IIRC the reason crypho does not call stop when going to background is because that wouldn't work reliably on iOS due to timers being registered. It was a while ago meanwhile iOS, React Native and xmpp.js changed quite a bit so you might want to reconsider, altough I'd be very careful with changing the logic as the way I left it was the result of quite a lot of debugging and tweaking to get something working reliably.

wichert commented 4 years ago

I made a small test app to test behaviours. One thing I can see is that if you quickly try to switch credentials you get an [TypeError: null is not an object (evaluating '_this5.socket.write')] error. Looking at the logs this happens if you try to do xmpp.restart() (to start a new stream with new credentials) while the current state is opening. This is easily reproducible by just pressing the button a few times.

sonnyp commented 4 years ago

@wichert you're misusing restart, it doesn't do what you think it does.

See https://github.com/xmppjs/xmpp.js/blob/master/packages/connection/index.js#L315

wichert commented 4 years ago

How is that misusing restart?
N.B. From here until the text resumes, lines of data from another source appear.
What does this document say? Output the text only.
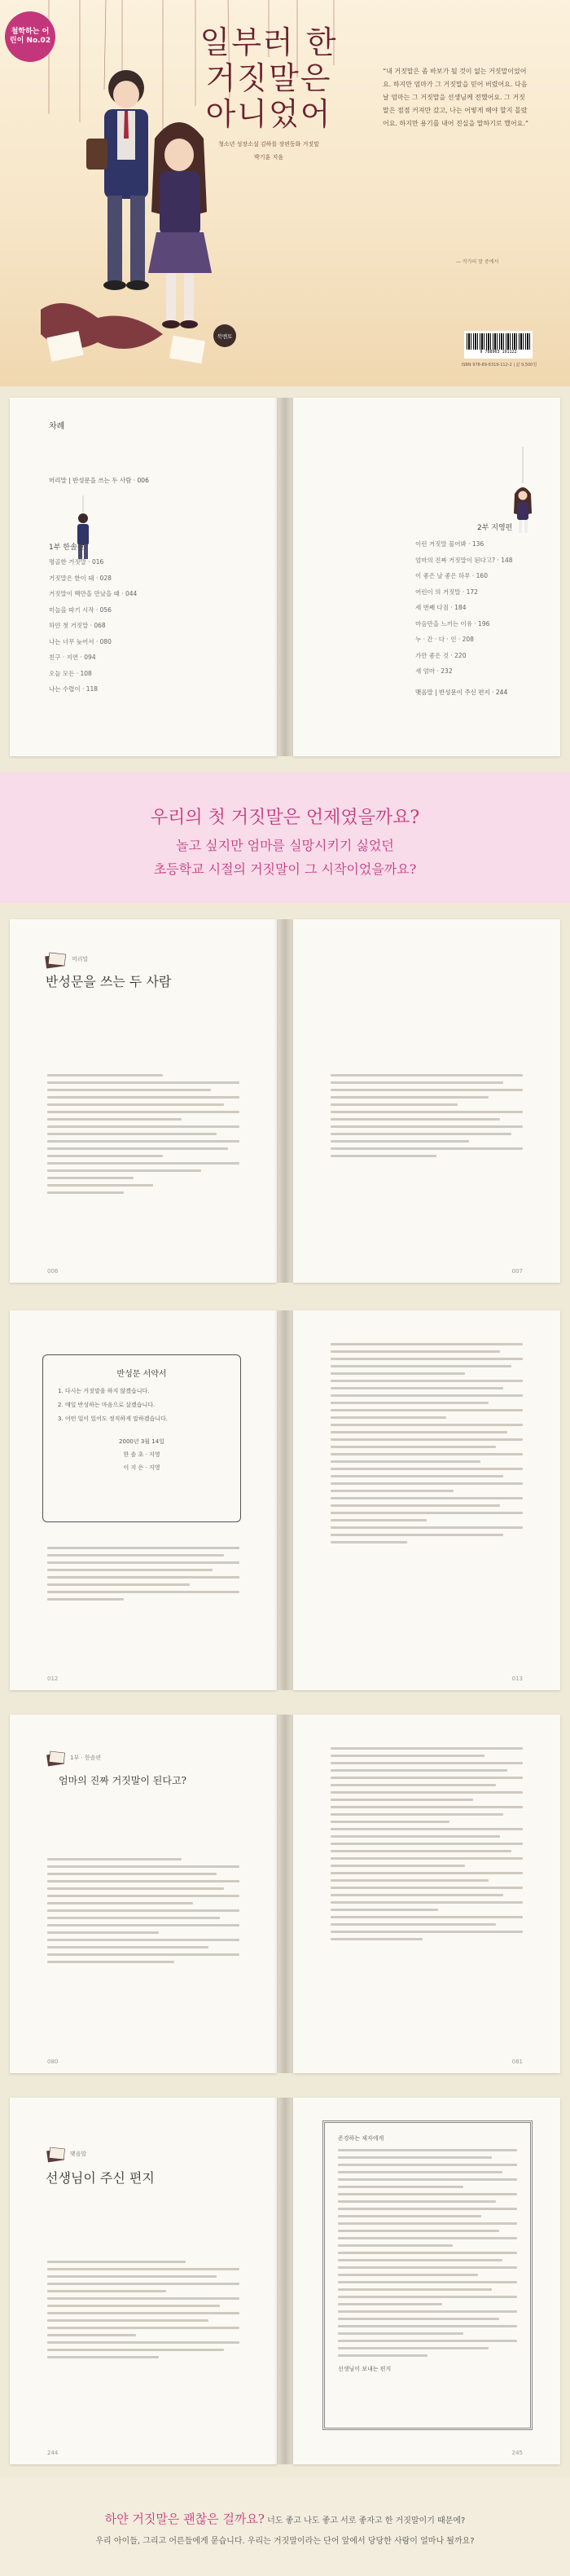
철학하는 어린이 No.02	일부러 한
거짓말은
아니었어
청소년 성장소설 김하를 장편동화 거짓말
박기훈 지음
북멘토
“내 거짓말은 좀 바보가 될 것이 없는 거짓말이었어요. 하지만 엄마가 그 거짓말을 믿어 버렸어요. 다음 날 엄마는 그 거짓말을 선생님께 전했어요. 그 거짓말은 점점 커져만 갔고, 나는 어떻게 해야 할지 몰랐어요. 하지만 용기를 내어 진실을 말하기로 했어요.”
— 작가의 말 중에서
9 788963 191122
ISBN 978-89-6319-112-2 | 값 9,500원
차례
머리말 | 반성문을 쓰는 두 사람 · 006
1부 한솔편
명골한 거짓말 · 016
거짓말은 한이 돼 · 028
거짓말이 백만을 만났을 때 · 044
미늘을 따기 시작 · 056
하얀 첫 거짓말 · 068
나는 너무 늦어서 · 080
친구 · 지연 · 094
오늘 모든 · 108
나는 수렵이 · 118
2부 지영편
이런 거짓말 물어봐 · 136
엄마의 진짜 거짓말이 된다고? · 148
이 좋은 날 좋은 하루 · 160
어린이 의 거짓말 · 172
세 번째 다짐 · 184
마음만을 느끼는 이유 · 196
누 · 간 · 다 · 인 · 208
가만 좋은 것 · 220
새 엄마 · 232
맺음말 | 반성문이 주신 편지 · 244
우리의 첫 거짓말은 언제였을까요?
놀고 싶지만 엄마를 실망시키기 싫었던
초등학교 시절의 거짓말이 그 시작이었을까요?
머리말
반성문을 쓰는 두 사람
006	007
반성문 서약서
1. 다시는 거짓말을 하지 않겠습니다.
2. 매일 반성하는 마음으로 살겠습니다.
3. 어떤 일이 있어도 정직하게 말하겠습니다.
2000년 3월 14일
한 솔 초 · 지영
이 지 은 · 지영
012	013
1부 · 한솔편
엄마의 진짜 거짓말이 된다고?
080	081
맺음말
선생님이 주신 편지
244
존경하는 제자에게
선생님이 보내는 편지
245
하얀 거짓말은 괜찮은 걸까요? 너도 좋고 나도 좋고 서로 좋자고 한 거짓말이기 때문에?
우리 아이들, 그리고 어른들에게 묻습니다. 우리는 거짓말이라는 단어 앞에서 당당한 사람이 얼마나 될까요?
The goal is to restart the stream with new credentials, which seems exactly what the function is supposed to do.

wichert commented 4 years ago

If that is misusing, what is the right way to switch credentials?

sonnyp commented 4 years ago

What are you trying to achieve? Try multiple passwords? Reconnect with a different user?
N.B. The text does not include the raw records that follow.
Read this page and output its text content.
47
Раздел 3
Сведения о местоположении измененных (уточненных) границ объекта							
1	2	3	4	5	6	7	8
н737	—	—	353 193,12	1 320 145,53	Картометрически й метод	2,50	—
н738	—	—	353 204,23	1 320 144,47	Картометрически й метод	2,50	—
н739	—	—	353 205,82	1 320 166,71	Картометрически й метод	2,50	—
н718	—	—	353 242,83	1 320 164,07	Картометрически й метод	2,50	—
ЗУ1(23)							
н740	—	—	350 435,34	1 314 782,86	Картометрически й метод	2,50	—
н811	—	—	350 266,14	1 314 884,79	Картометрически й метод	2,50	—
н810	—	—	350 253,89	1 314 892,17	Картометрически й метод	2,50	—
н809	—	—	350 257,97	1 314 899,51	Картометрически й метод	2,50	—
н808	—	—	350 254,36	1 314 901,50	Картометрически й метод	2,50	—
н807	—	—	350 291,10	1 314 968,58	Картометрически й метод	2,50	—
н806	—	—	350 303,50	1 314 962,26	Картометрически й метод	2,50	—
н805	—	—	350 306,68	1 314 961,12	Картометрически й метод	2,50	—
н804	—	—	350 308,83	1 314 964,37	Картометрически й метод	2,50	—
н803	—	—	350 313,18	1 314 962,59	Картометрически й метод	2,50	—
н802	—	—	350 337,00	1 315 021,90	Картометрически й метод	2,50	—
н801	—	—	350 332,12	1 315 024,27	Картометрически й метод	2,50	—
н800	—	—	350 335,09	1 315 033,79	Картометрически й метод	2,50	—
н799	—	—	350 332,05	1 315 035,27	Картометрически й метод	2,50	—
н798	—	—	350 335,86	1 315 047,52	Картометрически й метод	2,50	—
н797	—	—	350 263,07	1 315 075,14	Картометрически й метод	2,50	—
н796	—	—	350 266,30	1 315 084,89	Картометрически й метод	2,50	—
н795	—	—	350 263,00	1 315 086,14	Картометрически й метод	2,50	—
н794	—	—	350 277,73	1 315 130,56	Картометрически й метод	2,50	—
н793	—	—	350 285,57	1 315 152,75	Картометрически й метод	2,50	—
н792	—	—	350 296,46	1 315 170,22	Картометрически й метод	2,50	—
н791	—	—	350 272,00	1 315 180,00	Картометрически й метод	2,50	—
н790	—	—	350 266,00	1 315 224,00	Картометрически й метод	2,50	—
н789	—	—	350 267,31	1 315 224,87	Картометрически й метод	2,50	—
wichert commented 4 years ago

Reconnect with a different user.

sonnyp commented 4 years ago

@wichert just call start then

wichert commented 4 years ago

And await xmpp.stop() before that? start() will throw an exception if the current status isn't offline.

sonnyp commented 4 years ago

@wichert right that should work well

Please note that xmpp.stop() will also stop auto reconnect so you probably want to try something like:

await xmpp.stop()
xmpp.reconnect.start()
await xmpp.start()
wichert commented 4 years ago

The documentation for start() suggests that reconnect is started automatically:

Starts the connection. Attempts to reconnect will automatically happen if it cannot connect or gets disconnected.

wichert commented 4 years ago

I can't find any logic for xmpp.stop() that disables reconnect (other than reconnect itself checking for status==='offline'). Are you sure xmpp.stop() stops reconnect?

sonnyp commented 4 years ago

other than reconnect itself checking for status==='offline'

That's what "stops" reconnect.

The documentation for start() suggests that reconnect is started automatically:

Yeah it's not very clear. start doesn't enable reconnect, it's just that reconnect is enabled by default.


I guess either the documentation should be made clearer but behavior would still be confusing IMHO or start should just "enable" reconnect.

sonnyp commented 4 years ago

@wichert my bad, reconnect doesn't "disable" when you call stop(). Got confused with something else.

However because of timer issuers on iOS you might have to disable/enable it when app state changes.